Upon review, there is a convincing case that the 2019-nCoV had its origin at a military laboratory and got out into the American public last summer before the CDC shut down that laboratory. But, this still doesn’t explain how it would have gotten to Wuhan. And, both China and the US still face scorn for coverups and delayed response.

Then, we have China’s negative PR campaign, two actually. Blaming the US “Army” feeds Chinese kook theory because the Chinese military is called the “Army”. Even China’s Navy is called the “People’s Liberation Army Navy”. It seemed from the outset as intended to tip Chinese cultural sentiment against America, not intending to be based in fact. Now, a few weeks later, the Chinese people fear “foreigners” (Westerners and ‘Black People’). Old Chinese superstition still lingers, that Black People are cursed by the gods or by nature because black is the bad color in their culture.

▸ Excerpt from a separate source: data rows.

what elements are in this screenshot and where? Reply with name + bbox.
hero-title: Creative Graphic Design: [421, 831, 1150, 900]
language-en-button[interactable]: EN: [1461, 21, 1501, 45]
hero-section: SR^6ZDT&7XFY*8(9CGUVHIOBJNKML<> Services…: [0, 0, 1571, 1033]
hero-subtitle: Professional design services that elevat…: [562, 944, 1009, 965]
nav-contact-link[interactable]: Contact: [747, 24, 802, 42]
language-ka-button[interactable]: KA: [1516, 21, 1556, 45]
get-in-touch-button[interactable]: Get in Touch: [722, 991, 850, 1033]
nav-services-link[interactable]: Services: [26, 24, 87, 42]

As anti-foreign sentiment grows in China, the world grows more irritated with China. And, as the WHO digs its heels in on keeping Taiwan out, the world sees China controlling too much of the world through its deep pockets—a concern the international finance community had brought up from an article from Harvard Business Review, How Much Money Does the World Owe China?. When a WHO official hung up on an interview twice, we see that Harvard’s curiosity wasn’t irrelevant.

The world is responding in hatred toward China with such venom, people beat up Asians of any nationality, even those without any connection to China. Yes, the world propped up China for a grand fall into global disfavor. But, China still hasn’t done anything to help itself. One little virus, no matter where it came from, was all it took to push the world over the brink.